5 ways to prepare you body for a fit pregnancy

33.jpeg

As a mother and someone trying for my second pregnancy now, I’ve realized how important it is to prepare the body for a fit pregnancy. It is something massively overlooked and while there are thousand of prenatal and postnatal health and fitness guidelines, there is huge lack of education about exercising when planning to conceive.

A good fitness regime before getting pregnant will strengthen and prepare your body for a more successful pregnancy and postnatal recovery. What’s more, taking this preventative approach is crucial for women without an exercise routine since most doctors recommend not to take on new training regimes during pregnancy.

There are so many benefits of starting early. I’m on a mission to help women reap the benefits of a fitness regime when planning to conceive that focuses on key body parts such as the core, back and pelvic floor. Besides exercise, a good diet and adjusting your lifestyle are also key to prepare your body for a fit and fabulous pregnancy.

Here I will share five essential ways in which you can prepare your body if you’re planning to get pregnant in the near future:

1. Workout three times a week.

Find a regime that you are comfortable with and one that you will stick to. Don’t go head-strong now and then fall off the bandwagon - I have been there and in the end it can be disheartening. Get your mind, body and soul in balance.

The benefit of starting now is that there is a grey area about starting a new exercise regime once you are pregnant and sadly, it is only at this point when many women think about getting started. Get ahead of it, think preventative and find an exercise program you enjoy and get started today!

2. Incorporate weights into your exercise regime.

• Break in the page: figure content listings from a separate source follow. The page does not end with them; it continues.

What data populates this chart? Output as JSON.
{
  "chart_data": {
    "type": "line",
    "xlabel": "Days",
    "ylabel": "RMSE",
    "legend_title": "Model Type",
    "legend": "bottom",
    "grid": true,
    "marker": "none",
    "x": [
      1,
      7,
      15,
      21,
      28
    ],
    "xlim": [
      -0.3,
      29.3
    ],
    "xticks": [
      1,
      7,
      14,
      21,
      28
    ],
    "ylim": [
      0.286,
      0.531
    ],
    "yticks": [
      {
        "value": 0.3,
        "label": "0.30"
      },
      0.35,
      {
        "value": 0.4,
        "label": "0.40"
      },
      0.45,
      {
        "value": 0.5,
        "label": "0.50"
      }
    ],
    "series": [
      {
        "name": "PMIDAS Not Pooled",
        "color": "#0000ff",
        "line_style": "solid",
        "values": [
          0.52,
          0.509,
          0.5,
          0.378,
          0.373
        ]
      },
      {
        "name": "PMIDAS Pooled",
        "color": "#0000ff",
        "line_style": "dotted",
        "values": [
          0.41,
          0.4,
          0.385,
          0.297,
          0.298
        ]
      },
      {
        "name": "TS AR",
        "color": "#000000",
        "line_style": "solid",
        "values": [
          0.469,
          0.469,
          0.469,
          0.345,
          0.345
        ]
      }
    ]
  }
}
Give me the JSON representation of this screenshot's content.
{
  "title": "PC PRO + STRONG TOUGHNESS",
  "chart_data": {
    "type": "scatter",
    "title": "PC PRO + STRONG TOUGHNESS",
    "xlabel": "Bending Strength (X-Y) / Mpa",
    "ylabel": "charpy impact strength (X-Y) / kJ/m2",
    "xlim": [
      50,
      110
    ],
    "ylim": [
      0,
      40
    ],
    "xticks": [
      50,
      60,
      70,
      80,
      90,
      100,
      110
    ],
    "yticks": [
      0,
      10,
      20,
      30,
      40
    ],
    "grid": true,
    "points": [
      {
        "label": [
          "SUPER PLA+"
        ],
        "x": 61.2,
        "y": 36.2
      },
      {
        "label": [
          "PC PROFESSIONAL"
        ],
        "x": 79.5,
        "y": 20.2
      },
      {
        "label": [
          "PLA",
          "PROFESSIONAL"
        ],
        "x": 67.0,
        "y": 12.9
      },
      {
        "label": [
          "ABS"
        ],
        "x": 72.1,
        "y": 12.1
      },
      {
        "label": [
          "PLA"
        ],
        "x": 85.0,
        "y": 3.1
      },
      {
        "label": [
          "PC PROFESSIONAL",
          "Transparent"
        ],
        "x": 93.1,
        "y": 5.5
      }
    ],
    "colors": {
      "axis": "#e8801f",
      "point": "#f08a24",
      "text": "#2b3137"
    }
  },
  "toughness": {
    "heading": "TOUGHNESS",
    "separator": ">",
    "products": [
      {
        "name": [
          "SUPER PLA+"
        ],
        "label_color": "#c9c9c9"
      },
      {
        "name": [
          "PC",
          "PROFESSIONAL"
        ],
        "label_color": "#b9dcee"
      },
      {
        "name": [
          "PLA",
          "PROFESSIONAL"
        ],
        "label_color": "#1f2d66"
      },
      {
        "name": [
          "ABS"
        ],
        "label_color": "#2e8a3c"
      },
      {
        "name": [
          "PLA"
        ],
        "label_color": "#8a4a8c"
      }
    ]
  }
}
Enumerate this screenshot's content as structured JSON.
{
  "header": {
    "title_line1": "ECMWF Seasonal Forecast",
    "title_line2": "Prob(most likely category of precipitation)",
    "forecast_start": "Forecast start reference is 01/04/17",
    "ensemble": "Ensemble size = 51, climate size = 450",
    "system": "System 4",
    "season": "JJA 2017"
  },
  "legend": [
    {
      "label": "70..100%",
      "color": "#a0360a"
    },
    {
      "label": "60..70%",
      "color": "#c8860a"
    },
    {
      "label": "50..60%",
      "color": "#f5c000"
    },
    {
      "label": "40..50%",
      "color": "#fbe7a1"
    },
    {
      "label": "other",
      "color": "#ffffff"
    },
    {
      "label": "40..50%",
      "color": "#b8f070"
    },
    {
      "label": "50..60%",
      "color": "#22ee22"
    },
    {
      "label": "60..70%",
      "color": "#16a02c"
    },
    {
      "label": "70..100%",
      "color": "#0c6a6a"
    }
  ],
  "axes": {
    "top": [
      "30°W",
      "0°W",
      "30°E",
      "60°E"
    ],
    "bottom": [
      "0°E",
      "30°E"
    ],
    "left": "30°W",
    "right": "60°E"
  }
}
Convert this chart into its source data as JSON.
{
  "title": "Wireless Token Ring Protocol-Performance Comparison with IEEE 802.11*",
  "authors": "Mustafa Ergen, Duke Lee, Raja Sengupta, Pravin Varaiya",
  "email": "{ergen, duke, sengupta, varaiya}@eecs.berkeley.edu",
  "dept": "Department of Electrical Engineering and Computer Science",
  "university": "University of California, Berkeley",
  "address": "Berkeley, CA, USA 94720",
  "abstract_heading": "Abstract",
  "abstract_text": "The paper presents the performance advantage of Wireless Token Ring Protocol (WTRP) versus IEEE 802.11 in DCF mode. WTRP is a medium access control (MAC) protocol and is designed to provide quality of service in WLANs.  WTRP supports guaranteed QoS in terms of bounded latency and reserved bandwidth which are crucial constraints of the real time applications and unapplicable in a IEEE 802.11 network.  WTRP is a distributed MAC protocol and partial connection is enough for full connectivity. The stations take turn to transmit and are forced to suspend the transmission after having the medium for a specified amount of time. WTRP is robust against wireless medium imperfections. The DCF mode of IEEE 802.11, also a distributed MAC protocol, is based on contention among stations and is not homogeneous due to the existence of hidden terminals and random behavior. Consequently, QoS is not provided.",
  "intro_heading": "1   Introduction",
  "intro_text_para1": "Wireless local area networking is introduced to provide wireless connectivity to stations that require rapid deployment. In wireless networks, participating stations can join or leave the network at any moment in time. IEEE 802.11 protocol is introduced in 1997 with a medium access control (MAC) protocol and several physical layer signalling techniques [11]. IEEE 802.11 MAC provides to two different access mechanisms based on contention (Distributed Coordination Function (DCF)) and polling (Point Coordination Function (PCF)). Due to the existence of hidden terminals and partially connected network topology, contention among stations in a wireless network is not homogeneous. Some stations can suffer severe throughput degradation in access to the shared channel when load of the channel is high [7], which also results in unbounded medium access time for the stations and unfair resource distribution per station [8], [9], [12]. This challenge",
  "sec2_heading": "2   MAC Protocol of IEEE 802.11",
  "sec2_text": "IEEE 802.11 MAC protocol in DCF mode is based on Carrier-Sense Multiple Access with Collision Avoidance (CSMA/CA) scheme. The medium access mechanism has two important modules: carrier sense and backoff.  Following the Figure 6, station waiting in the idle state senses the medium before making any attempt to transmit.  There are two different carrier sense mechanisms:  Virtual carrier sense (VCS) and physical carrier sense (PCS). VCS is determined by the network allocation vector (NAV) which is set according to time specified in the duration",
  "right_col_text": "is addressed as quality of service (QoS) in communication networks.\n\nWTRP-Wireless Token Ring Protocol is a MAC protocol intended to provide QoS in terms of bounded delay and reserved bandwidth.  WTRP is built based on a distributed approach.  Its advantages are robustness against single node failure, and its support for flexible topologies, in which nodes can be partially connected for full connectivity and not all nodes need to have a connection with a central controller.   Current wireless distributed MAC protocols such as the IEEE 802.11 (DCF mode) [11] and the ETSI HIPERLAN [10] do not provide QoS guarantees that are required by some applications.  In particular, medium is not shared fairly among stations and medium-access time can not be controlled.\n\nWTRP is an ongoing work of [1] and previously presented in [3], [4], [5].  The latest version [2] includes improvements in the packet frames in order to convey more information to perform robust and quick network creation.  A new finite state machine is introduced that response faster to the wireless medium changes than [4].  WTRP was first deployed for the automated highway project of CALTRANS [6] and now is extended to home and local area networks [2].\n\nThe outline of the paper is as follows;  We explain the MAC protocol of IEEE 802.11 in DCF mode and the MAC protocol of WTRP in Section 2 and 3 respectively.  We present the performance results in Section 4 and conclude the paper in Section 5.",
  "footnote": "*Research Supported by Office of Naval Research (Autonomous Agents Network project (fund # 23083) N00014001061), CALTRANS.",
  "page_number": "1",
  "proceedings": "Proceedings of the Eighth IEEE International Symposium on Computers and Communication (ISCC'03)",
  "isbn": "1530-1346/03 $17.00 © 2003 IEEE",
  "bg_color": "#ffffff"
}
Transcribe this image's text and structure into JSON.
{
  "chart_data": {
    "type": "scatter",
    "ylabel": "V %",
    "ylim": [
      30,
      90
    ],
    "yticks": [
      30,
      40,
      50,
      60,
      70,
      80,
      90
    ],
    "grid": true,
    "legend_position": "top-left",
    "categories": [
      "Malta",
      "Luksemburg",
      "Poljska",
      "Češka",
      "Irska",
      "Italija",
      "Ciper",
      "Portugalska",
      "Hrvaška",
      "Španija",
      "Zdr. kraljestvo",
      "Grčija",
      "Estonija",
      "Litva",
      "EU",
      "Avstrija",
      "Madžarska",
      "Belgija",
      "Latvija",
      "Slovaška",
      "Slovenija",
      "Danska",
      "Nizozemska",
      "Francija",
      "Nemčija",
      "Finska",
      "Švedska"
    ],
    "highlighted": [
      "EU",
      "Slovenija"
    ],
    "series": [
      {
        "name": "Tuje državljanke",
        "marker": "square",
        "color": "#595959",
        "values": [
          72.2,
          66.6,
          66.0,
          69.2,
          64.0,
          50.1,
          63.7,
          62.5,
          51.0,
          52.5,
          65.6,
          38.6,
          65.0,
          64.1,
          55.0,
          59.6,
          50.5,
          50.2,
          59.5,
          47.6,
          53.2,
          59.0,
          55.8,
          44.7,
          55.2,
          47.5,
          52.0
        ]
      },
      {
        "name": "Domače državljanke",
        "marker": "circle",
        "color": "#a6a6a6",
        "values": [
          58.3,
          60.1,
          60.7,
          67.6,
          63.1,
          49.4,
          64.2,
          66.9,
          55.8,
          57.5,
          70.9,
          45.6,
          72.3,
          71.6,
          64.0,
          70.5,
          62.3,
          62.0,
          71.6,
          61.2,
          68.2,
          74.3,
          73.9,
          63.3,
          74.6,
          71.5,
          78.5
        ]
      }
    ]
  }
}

You can ditch the old school running on the treadmill for hours a week and incorporate a mixture of weights and cardio. Having done all types of training: from martial arts, triathlons, bikram, swimming and including my time at the gym doing ridiculous amounts of cardio (90s, thank you!), I can promise that also with exercise, less is more. There is a lot of stigma around women lifting weights and fear they will end up looking look like Schwarzenegger!

Understand that “if you don’t use it, you lose it”. Our bodies need to be strengthened, especially as we get into our 30s.  By no means this means that you need to lift heavy weights, but I do recommend getting familiar with the weight section of your gym. Don’t be intimidated by the muscle men!

3. Ditch sodas from your diet.

We’ve all heard a million times that soda is bad for you. That actually includes flavoured waters, diet sodas and everything in between. What most people don’t know, is that both diet and sugary soda drinks promote ovulatory infertility. A recent study presented at the American Society for Reproductive Medicine found a link between artificial sweeteners, such as those used in “diet” sodas, and lower fertility rates, while use of sugar in soft drinks and added to coffee was associated with poorer quality of eggs and embryos.

I stick to water or mineral water, and there are some natural ways to help you add some flavour to it such as sliced cucumbers, sliced lemons, mint and basil. Add one or more of these and to your water your body will thank you.

4. Work on your posture.

There are many exercises that you can do that will help to ensure a great posture but it will also take some conscious work on your behalf. Even though my body is strong, I still need to be mindful about my posture when sitting. Breastfeeding my daughter took a toll on my posture and it was tough on my back - thankfully, good training and good posture was the best investment and made a huge difference.

If you work at a computer, make sure you have the screen at the correct height, and sit in the right chair. If you are standing all day, check that your shoes suitable for standing and try ditch those heels. Do some ‘posture checks’ during your day - initially I even set a reminder on my phone to get used to it, until it became a habit. An added bonus for anyone with a correct posture is looking and feeling more confident - your boobs will be perkier, too!

5.Turn to vegetable protein.

A recent Harvard study proved that replacing a serving of meat each day with beans, peas, soybeans or tofu, or nuts can improve fertility. These foods come with healthy fats and are relatively low in calories. As a pescatarian myself, this is something I am actively doing.

Just ditch one of your meat meals and make a hearty dish full of vegetable proteins. In my pre-pregnancy program I decided to included my favorite 30 recipes - it’s my go-to for healthy, easy and delicious meals with the nutrients women need when planning to get pregnant.

I hope all these tips help you on your journey to pregnancy. Remember to invest now that you can, to equip your body with those fitness and lifestyle adjustments that will make a huge difference when you get pregnant (and beyond!)